Inmet Panama mine setback is 'material change': Lundin

Wednesday, March 30 2011 @ 06:23 PM UTC

Contributed by: Don Winner

By Christopher Donville (Bloomberg) Lundin Mining Corp., which agreed in January to be acquired by Inmet Mining Corp. for $3.47-billion (US$3.55-billion), said Panama’s opposition to part of a proposed Inmet copper project represents “a material change.” Lundin Chief Executive Officer Phil Wright said he first learned that Panama’s government doesn’t favor construction of a coal-fired power plant to supply electricity to the Cobre Panama mine last week. “That is quite a material change for us,” Mr. Wright said in a telephone interview yesterday from London. Lundin, which like Inmet is based in Toronto, is fending off an unsolicited $4.28-billion cash-or-stock bid from Australia’s Equinox Minerals Ltd. The Inmet deal is “dead,” Equinox CEO Craig Williams told the Globe & Mail March 22. Lundin won’t consider scrapping the takeover until it has assessed the viability of alternative power sources for Cobre Panama, Mr. Wright said. “Inmet are saying there are alternatives and that those alternatives would not delay the project,” Mr. Wright said. “I see nothing that would enable me to draw that conclusion.” (more)

Mr. Wright’s comments have fueled speculation that Lundin may be preparing to back out of its deal with Inmet, citing “material adverse change” in relation to the Cobre Panama project, Peter Campbell, a Toronto-based analyst at Jennings Capital Inc., said Wednesday in a telephone interview.

‘Telegraphing’ - “Lundin seems to be telegraphing that this is potentially the case,” Mr. Campbell said.

The company’s shareholders will probably vote against the tie-up with Inmet at a special meeting in Toronto on April 4, David Davidson, a Toronto-based analyst at Paradigm Capital Inc., said in a telephone interview. Inmet shareholders are scheduled to vote the same day.

“One of the big attractions in the deal was Inmet’s impressive pipeline of mining projects, especially Cobre Panama,” Mr. Davidson said. “The situation in Panama as it relates to Cobre Panama is a concern.”

Lundin rose 20 cents, or 2.7%, to $7.58 at 4:15 p.m. in Toronto Stock Exchange trading. Inmet gained 11 cents to $64.55, while Equinox’s Canadian shares advanced 11 cents, or 2.1 percent, to $5.45.

Alternative Power Sources - Panamanian President Ricardo Martinelli told Inmet CEO Jochen Tilk he’s not in favor of the coal-fired plant, Tilk said yesterday in a telephone interview from Panama. The mine wouldn’t face delays if the plant isn’t built because Cobre Panama could rely on power from the national grid in the first few years of operation, Mr. Tilk said.

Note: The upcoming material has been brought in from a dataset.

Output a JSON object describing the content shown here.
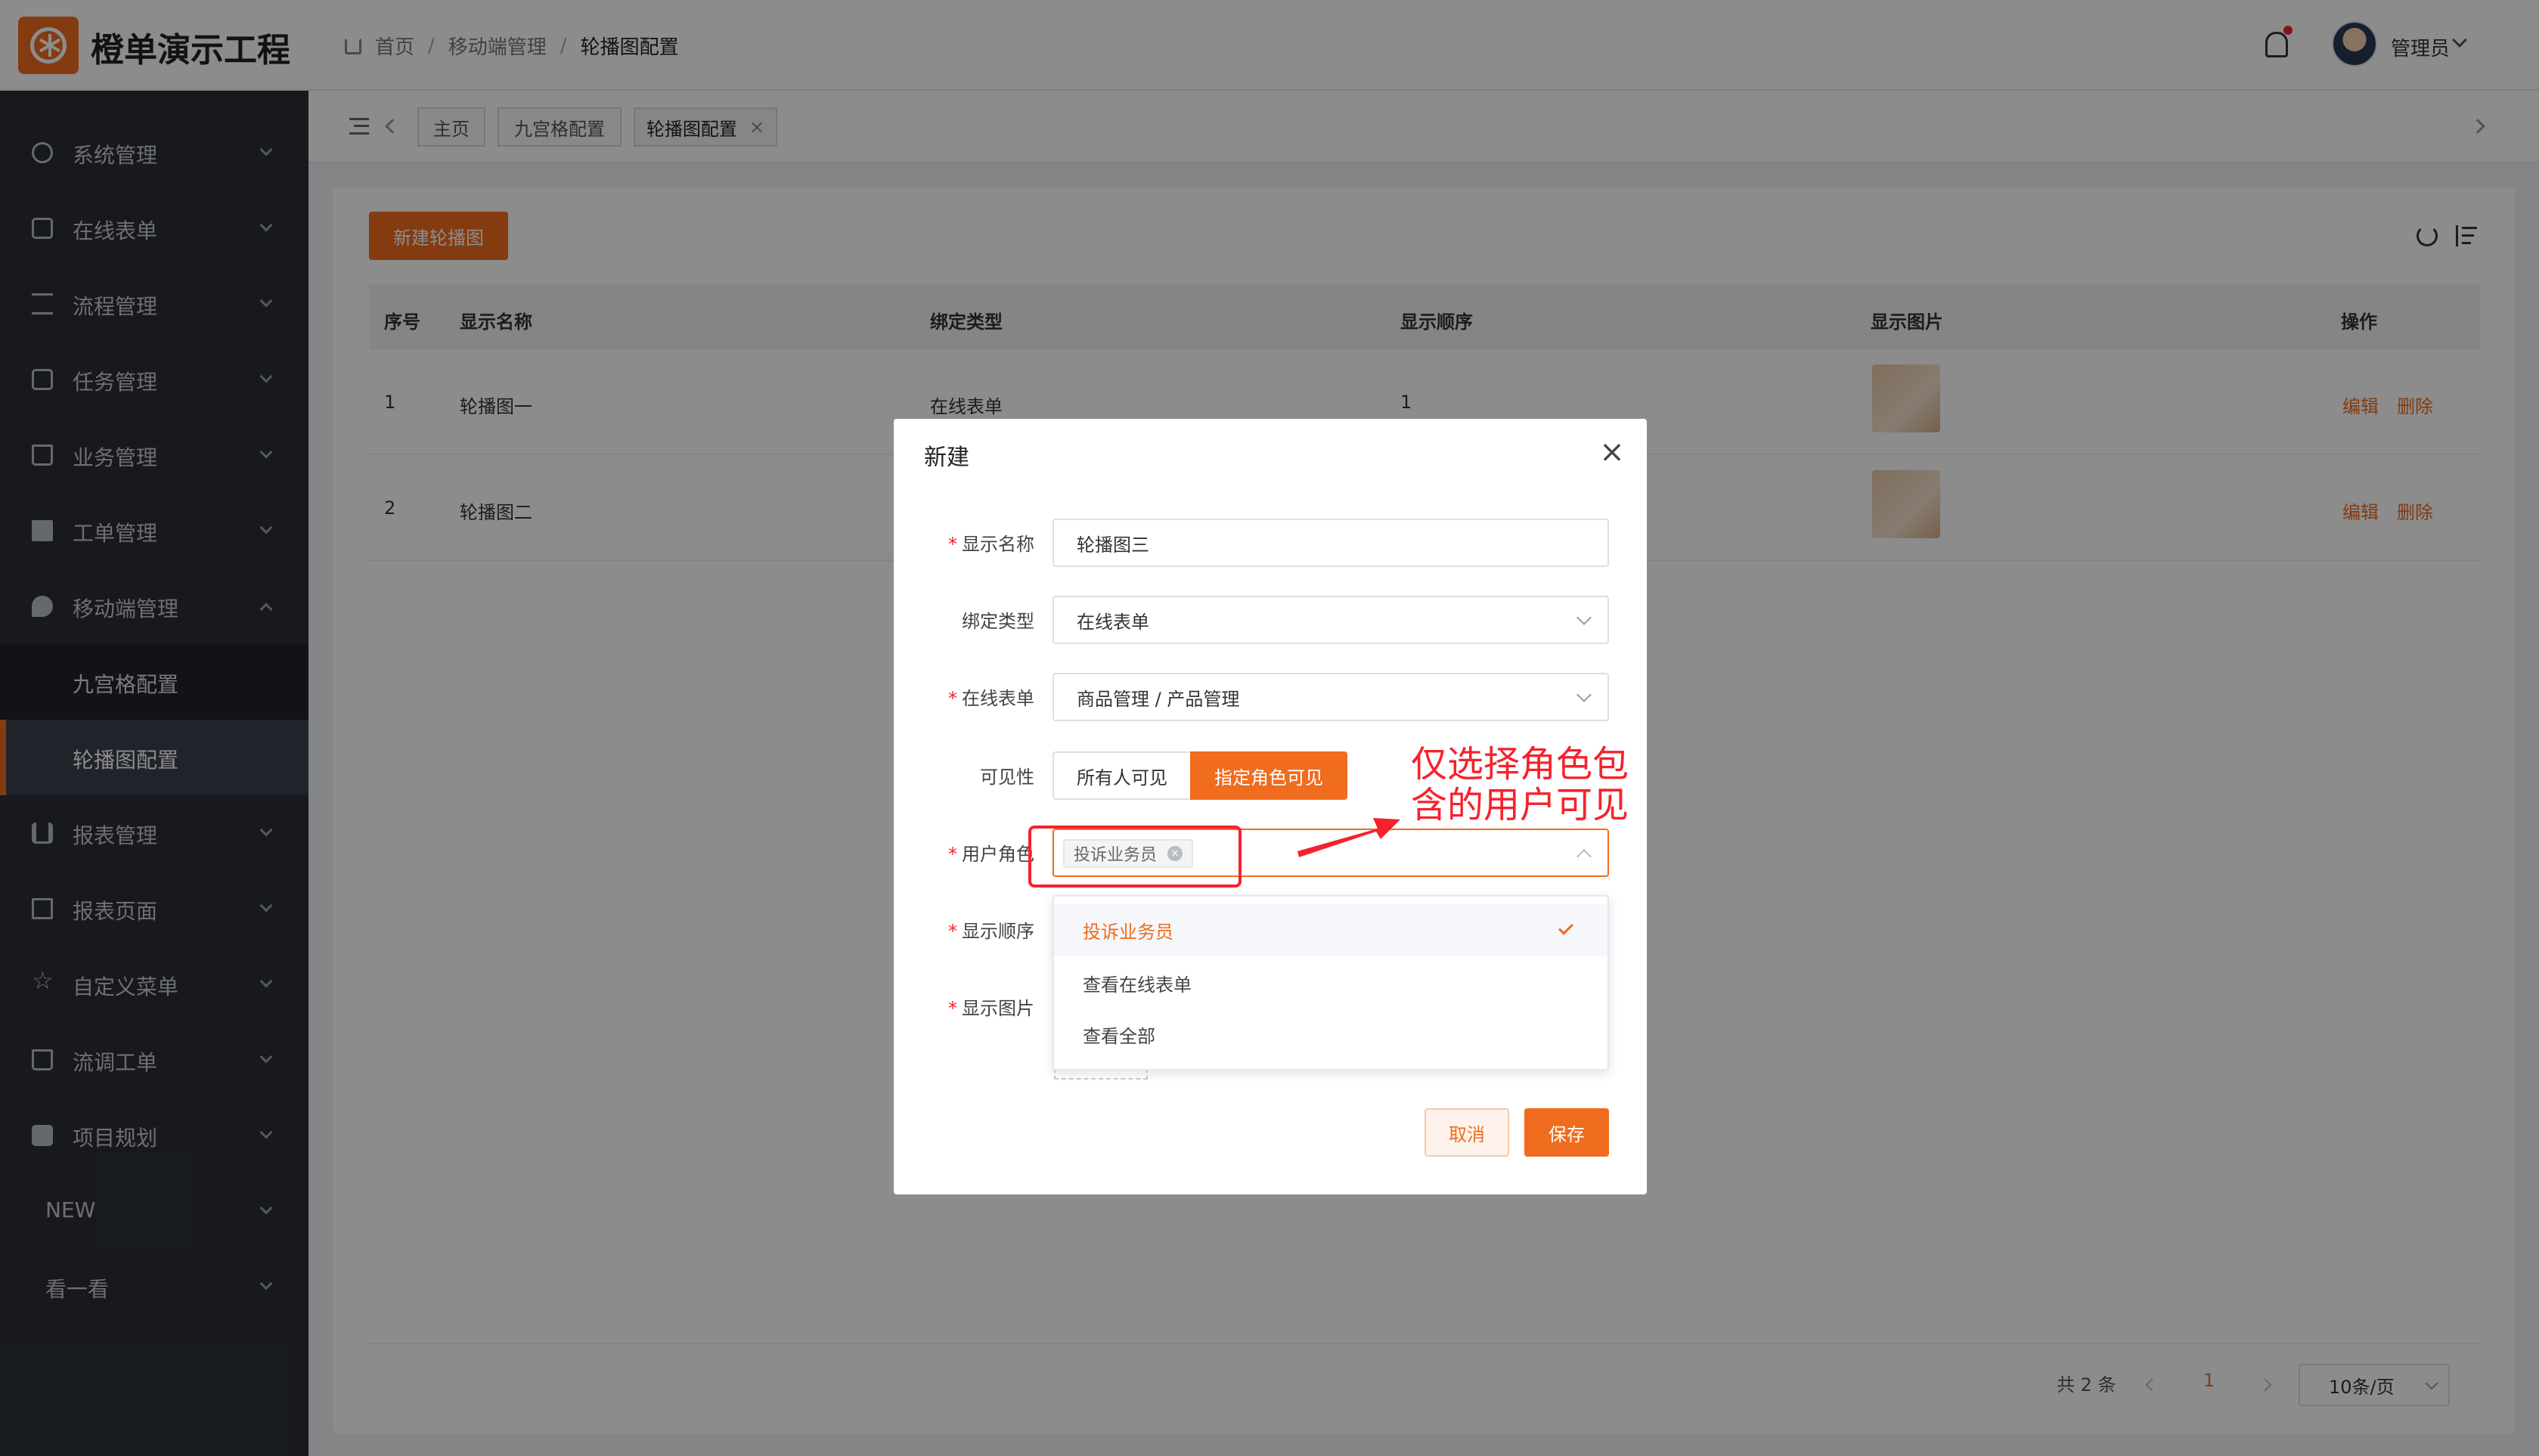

Lundin said March 20 its shareholders should reject Equinox’s offer partly because the bid represents an inadequate takeover premium and the Perth-based company would take on too much debt to finance the deal.

“I see no strategic benefit in terms of us getting involved with Equinox’s assets,” Mr. Wright said.

Mr. Martinelli said this month the government would repeal a law allowing investment by foreign governments in its mining industry.

Inmet said today in a statement it received a letter from Roberto Henriquez, Panama’s minister of industry and commerce, asserting the repeal of changes to a mining law “does not affect the contracts or concessions that have already been granted to companies.”